Además de los restos del gran espinosaurio, los investigadores han analizado varios dientes aislados que corresponderían a un segundo terópodo que no forma parte de los espinosaurios. Isasmendi comenta que «por ahora, el terópodo se ha clasificado provisionalmente como un tetanuro indeterminado, una rama de dinosaurios que incluye a varios grupos de terópodos». Meijide apuntó a que al menos hay cuatro especies distintas de dinosuaurios terópodos, cuyos restos podrían ser analizados con las nuevas tecnologías.

Los resultados de este estudio aportan nuevas claves para comprender la diversidad de dinosaurios terópodos presentes en los yacimientos de Los Caños y Zorralbo, así como en el conjunto de la Península Ibérica durante el Cretácico Inferior.

Hasta ahora se han descrito cinco especies distintas de espinosaurios en este período, y los investigadores no descartan que el ejemplar hallado en Soria represente una nueva especie exclusiva de la zona. «El gran espinosaurio de Soria podría corresponder a una forma aún no descrita, aunque será necesario recuperar más restos para confirmar si se trata de una especie diferente a las ya conocidas», señaló Isasmendi.

El hallazgo se enmarca en la formación geológica de Golmayo, un entorno excepcional por su riqueza paleontológica, donde también han aparecido restos fósiles de una variada fauna de vertebrados, entre ellos otros dinosaurios terópodos, cocodrilos, tortugas, lagartos, anfibios, peces óseos, tiburones y mamíferos primitivos. A ello se suman fósiles de invertebrados como moluscos y crustáceos, así como algas y restos vegetales.

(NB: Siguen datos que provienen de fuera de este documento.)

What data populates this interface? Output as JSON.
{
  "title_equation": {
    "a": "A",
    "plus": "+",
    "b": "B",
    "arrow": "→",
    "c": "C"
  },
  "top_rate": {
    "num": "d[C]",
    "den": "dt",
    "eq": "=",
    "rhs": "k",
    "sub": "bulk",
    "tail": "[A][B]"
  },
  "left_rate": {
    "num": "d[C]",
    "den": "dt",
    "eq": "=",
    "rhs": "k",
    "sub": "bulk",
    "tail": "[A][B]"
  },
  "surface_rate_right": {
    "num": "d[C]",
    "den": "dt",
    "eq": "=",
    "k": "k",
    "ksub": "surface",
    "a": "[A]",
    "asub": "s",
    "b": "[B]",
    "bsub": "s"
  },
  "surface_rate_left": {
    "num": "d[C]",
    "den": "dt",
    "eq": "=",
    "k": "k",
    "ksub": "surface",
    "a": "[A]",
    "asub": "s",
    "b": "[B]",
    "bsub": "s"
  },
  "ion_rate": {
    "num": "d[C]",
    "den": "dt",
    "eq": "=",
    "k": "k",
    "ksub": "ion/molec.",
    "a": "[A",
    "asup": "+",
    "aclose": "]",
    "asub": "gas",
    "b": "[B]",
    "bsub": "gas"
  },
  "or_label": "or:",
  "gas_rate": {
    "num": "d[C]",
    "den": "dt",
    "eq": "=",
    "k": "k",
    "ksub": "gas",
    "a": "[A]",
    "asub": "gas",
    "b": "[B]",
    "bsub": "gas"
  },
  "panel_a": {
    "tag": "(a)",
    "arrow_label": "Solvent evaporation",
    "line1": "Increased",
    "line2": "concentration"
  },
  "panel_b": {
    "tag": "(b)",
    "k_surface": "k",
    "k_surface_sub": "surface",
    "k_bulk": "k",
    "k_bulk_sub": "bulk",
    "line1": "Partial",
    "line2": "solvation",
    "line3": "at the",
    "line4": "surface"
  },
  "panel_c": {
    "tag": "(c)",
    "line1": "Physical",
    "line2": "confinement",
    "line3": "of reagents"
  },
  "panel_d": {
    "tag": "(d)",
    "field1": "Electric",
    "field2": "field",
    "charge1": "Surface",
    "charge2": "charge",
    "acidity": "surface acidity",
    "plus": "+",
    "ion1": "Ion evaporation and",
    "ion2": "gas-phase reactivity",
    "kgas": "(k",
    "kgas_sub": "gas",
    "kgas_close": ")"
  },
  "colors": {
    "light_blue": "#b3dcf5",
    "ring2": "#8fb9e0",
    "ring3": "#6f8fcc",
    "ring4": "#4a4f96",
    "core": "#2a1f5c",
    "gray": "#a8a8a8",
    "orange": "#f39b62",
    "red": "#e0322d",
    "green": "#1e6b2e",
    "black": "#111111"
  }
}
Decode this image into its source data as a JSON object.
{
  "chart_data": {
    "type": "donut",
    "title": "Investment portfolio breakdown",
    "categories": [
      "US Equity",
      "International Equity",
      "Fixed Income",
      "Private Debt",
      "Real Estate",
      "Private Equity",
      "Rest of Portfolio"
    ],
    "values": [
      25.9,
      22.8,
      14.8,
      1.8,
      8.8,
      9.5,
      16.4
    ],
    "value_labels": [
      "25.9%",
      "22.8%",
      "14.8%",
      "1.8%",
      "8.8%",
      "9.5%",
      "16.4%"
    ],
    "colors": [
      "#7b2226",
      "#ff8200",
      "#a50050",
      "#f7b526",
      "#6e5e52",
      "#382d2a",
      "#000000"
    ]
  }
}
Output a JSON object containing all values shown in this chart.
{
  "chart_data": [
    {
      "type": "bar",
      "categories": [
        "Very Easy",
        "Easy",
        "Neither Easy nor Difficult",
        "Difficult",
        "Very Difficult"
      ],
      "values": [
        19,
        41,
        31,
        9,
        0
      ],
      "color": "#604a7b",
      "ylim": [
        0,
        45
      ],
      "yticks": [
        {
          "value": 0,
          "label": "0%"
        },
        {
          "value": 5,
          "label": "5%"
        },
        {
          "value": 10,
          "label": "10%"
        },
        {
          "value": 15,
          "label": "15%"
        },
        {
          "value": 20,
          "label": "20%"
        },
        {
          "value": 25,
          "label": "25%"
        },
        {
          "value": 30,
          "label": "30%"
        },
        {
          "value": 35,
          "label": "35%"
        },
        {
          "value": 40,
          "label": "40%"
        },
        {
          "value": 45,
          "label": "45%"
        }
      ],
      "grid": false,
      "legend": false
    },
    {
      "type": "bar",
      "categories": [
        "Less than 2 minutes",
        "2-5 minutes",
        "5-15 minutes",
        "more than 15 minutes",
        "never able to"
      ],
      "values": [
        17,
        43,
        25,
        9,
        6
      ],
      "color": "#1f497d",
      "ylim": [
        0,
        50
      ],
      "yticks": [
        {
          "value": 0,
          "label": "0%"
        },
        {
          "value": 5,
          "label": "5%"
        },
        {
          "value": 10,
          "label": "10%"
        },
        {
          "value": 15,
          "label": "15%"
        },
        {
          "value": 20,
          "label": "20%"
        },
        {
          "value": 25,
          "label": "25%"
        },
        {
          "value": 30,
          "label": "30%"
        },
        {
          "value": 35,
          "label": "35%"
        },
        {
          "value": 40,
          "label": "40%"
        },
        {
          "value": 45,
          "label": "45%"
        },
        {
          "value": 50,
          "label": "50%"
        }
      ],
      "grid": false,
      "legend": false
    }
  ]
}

Meijide apuntó que han inventariado y catalogado más de 50 yacimientos paleontológicos en la formación Golmayo, consideran que de hace 135 millones de años, varios de ellos «potencialmente excavables».

En cuanto a los restos ya hallados, se encuentran depositados en el museo, «pero no están expuestos y nadie los puede ver. Se guarda, cuando lo que hay es una bomba», lamentó el paleontólogo, quien volvió a reclamar un museo específico como existe en otras comunidades autónomas.